Thursday, September 16, 2010

Even leaving Virgin Media was painful!

I got my Talk Talk line run in yesterday and now have a nice aDSL2 connection and new 'phone line. I've ranted about Virgin in the past, but in a nutshell they are expensive (because I don't use the TV service), unreliable (it's gone down for days at a time) and their tech support is awful.
So - I called them to discontinue and start the number-port process and got the following torrent of lies!
  1. "You won't get more than two megabits per second out of Talk Talk" - well I ran SpeedTest.net several times yesterday and averages 22mBits/sec - faster than my Virgin cable.
  2. "We can arrange for you to never have to talk to a foreigner again" - honestly, they said this before I'd told them how poor I thought their tech support was. This is implied racism; I don't mind talking to someone from India (they tend to be more polite and better informed than someone from Blighty - that's just because they're probably a graduate on decent money in India and not a minimum wage worker in a UK call centre).
  3. "Talk Talk won't let you bring a number with you" - well they were kind of right here - the dirty little secret Virgin don't tell you is that they don't have number-porting agreements with other service providers (unlike the rest of the industry who follow OfCom's recommendations) - so you can take a number to Virgin but never away from them.

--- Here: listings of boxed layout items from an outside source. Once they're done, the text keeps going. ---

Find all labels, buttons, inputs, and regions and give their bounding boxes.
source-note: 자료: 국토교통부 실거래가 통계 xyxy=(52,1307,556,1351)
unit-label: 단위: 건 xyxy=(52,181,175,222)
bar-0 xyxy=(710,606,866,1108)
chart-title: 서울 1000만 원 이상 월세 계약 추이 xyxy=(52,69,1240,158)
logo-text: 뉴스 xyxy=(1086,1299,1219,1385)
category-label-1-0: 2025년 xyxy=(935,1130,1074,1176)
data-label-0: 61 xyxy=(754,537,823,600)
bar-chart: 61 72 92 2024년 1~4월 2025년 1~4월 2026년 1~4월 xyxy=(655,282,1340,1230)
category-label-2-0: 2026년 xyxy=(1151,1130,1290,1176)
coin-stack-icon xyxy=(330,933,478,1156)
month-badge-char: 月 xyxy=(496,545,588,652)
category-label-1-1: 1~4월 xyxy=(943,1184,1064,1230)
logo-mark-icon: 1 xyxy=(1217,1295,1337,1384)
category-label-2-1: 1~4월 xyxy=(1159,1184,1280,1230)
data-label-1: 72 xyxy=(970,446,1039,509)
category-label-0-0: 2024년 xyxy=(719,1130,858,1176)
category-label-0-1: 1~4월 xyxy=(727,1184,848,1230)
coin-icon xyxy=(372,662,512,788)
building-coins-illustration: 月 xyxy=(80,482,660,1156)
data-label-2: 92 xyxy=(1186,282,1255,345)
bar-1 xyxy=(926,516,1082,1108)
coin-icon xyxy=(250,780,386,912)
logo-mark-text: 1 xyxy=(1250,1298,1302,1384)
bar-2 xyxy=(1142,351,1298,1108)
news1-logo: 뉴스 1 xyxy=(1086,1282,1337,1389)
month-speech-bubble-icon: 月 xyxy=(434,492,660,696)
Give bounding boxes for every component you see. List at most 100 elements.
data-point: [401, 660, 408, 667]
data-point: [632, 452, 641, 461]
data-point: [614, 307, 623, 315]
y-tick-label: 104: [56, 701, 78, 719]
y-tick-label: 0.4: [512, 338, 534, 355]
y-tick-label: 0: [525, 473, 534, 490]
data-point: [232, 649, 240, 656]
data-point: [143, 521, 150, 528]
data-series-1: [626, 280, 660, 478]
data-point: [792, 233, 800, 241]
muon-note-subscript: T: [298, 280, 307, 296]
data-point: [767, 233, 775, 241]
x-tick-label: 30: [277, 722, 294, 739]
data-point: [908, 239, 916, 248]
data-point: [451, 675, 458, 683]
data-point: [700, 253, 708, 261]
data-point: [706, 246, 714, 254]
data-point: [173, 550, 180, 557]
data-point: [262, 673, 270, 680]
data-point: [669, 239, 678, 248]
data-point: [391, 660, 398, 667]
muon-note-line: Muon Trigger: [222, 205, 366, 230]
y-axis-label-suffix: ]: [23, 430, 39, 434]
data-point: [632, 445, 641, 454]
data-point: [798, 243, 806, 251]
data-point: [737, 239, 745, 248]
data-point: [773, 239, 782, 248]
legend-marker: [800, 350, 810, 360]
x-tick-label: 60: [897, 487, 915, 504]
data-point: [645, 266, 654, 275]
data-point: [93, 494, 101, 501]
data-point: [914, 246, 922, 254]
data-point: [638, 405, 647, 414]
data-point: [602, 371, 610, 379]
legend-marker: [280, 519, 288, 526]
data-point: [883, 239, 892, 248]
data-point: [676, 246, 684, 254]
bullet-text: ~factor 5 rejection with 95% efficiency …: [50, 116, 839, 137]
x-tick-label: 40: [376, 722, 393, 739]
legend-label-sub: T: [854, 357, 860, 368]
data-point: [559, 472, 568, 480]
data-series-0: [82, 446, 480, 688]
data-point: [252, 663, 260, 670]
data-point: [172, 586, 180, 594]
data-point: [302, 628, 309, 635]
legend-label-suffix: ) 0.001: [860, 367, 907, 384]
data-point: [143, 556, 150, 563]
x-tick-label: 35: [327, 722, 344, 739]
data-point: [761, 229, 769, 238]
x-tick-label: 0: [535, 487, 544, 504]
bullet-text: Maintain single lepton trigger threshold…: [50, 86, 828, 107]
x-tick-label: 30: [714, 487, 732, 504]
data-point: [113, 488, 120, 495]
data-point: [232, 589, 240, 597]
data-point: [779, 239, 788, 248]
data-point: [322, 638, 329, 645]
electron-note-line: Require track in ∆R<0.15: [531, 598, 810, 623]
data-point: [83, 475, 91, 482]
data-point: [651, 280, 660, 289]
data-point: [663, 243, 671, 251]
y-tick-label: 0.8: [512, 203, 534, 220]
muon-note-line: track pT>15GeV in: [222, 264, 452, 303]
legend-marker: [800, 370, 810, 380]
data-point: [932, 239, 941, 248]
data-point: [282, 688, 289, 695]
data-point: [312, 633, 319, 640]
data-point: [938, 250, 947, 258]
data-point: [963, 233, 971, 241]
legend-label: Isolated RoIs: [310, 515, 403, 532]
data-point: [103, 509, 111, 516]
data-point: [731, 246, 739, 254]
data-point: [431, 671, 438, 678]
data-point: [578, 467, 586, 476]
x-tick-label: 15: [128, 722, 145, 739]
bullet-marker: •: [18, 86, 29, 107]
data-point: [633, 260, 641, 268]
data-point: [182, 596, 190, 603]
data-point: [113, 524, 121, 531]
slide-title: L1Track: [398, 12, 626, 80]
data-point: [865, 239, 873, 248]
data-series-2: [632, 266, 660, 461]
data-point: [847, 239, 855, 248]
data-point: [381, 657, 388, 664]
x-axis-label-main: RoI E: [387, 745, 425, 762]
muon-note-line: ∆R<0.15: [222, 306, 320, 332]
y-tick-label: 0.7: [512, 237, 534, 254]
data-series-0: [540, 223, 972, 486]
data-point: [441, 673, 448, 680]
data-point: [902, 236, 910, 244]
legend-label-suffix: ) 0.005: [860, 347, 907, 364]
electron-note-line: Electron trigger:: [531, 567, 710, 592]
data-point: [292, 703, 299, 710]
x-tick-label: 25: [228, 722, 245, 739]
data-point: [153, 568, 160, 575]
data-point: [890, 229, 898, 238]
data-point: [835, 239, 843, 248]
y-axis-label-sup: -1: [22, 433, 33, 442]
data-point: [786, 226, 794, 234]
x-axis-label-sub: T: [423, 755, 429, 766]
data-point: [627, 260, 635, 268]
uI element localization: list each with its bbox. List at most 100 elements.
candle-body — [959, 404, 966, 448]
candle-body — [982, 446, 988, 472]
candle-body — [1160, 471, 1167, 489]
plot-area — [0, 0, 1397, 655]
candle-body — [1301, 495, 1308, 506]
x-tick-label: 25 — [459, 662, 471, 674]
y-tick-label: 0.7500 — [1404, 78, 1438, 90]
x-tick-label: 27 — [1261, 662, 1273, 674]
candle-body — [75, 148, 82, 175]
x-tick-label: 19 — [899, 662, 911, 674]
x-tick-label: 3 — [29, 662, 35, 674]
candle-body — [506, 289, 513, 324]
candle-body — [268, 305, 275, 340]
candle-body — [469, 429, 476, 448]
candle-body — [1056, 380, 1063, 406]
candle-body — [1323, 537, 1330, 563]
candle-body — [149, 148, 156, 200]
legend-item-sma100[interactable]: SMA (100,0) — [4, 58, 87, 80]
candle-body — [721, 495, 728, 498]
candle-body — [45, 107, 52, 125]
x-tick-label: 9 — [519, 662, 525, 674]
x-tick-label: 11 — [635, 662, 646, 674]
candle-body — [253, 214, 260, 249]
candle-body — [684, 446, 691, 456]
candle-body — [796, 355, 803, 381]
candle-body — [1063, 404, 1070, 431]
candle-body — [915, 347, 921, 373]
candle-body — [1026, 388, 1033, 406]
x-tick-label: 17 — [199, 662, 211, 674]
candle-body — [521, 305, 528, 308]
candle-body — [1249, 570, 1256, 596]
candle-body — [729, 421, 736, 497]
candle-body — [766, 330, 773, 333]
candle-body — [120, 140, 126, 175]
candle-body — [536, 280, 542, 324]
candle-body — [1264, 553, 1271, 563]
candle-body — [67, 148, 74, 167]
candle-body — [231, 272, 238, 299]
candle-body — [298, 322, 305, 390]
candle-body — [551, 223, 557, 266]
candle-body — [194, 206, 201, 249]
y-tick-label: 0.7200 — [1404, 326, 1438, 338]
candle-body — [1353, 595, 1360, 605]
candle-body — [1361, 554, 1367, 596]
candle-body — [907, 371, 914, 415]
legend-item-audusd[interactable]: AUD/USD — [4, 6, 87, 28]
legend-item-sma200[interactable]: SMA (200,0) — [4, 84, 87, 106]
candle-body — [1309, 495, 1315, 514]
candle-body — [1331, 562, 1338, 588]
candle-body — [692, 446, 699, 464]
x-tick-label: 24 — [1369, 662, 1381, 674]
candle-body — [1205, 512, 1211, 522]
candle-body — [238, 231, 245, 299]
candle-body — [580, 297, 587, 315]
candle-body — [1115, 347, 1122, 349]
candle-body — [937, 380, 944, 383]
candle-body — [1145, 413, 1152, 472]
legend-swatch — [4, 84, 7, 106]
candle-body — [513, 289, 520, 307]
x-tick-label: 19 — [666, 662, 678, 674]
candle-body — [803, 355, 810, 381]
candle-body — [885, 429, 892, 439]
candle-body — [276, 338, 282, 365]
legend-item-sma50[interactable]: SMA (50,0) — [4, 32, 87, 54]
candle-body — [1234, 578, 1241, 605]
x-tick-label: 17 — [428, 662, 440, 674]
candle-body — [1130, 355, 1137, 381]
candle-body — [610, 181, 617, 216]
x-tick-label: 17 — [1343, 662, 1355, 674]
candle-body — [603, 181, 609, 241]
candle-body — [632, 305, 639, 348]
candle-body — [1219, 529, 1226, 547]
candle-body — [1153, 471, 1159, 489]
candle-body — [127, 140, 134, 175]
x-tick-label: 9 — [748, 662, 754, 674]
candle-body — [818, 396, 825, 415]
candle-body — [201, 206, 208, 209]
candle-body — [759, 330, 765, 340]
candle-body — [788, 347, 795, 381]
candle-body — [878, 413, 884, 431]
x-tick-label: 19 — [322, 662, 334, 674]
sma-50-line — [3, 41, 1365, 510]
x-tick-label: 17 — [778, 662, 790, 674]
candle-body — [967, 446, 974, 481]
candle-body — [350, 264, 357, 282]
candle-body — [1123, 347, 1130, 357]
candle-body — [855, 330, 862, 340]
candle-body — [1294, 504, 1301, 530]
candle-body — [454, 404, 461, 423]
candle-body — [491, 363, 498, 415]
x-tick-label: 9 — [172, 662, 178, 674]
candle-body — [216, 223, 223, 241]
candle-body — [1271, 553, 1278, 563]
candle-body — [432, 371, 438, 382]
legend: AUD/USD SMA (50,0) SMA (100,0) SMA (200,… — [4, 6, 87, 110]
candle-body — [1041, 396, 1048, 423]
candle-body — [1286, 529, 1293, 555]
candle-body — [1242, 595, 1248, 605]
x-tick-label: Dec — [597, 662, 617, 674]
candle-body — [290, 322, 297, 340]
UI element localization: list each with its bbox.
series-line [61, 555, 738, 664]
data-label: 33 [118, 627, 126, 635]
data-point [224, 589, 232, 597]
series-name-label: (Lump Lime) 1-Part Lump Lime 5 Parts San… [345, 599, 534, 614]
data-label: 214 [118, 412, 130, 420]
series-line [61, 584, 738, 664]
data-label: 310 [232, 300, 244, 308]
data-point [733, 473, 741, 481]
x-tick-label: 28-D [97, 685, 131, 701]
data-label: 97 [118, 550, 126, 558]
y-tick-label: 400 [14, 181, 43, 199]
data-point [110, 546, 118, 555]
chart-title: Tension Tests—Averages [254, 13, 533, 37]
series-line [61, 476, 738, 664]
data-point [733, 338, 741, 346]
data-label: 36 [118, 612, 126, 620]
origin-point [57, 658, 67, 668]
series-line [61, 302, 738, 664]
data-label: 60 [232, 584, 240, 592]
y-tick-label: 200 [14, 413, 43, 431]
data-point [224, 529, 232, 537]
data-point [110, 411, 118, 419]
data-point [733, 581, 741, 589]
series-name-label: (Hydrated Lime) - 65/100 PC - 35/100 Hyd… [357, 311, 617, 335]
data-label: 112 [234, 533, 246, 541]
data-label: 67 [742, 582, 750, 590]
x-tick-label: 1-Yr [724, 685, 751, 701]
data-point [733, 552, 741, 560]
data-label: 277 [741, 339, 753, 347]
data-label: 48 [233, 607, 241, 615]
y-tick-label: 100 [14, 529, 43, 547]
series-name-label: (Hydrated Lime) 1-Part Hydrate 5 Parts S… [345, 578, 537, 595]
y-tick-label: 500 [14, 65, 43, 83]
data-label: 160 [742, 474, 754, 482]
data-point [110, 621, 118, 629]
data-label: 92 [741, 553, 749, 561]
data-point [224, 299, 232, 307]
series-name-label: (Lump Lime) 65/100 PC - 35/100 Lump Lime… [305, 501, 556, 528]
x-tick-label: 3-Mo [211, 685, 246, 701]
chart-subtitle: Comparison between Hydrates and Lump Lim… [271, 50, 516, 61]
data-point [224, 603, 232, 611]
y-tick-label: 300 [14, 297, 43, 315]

So - I'm pleased to be rid of them and their trail of lies and broken promises! Take some time to read my other entries on them before you sign up to an expensive, unreliable service.

Wednesday, September 15, 2010

Things at IBC 2010 that tickled my fancy

Dolby PRM-4020 Monitor - five years ago I went to see a demo of a monitor by Brightside Technology and was amazed to see such dynamic range on an LCD display. However - to get that degree of black detail they had to drive the whites at many hundreds of Cd/m2 which pretty much knocked it out of the water as a grading display. Given that most TV graders like to run their monitor at 80Cd/m2 and film guys even colder at typ. 60Cd/m2 it is a miracle that Dolby (who acquired the technology) have managed to tame it and without sacrificing dynamic range. I sat watching film & video cameras sourced material on this for maybe half an hour and was blown away how good it looked. However - as I often say it isn't about how 'good' it looks, rather how faithful it is to standards. In the case of film it's the only monitor you can buy that conforms to the P3 colour space (as specified in the DCI specs). 709 (for HD tele) is a subset and when it's being fed with video I couldn't find fault. Although the source the same LG domestic panels as other manufacturers they have the advantage of the whole modulated LED panel/correction matrix that allows them to 'zero' each monitor at the factory so that inconsistencies in the backlight and panel are got rid of. They also have a funky calibration procedure that involved covering the monitor's front with a (supplied) blanket and the software then drives all parts of the backlight and an internal set of sensors measures the illumination so track any changes in the LEDs. This means the panel should be good for 50,000 hours (unlike the 10,000 for others).
This is a very high-end product that will only be bought by people who have £30k to spend (the kind of folks to used to buy BVM-D series CRTs) - let's hope some of the innovations make it into the sub £10k broadcast LCD panels that declare themselves as 'grade-1'!

Evertz - router and monitoring technology, XLink is a system that now lives in the backplane of Quartz (they're keeping the brand) routers and exposes all of the inputs for upstream use in the their facilities monitoring multi-display products. Very cool - it means you can deploy big panels in your MCR / switching centre and have them driven directly off the matrix without having to sacrifice any i/o on the router itself.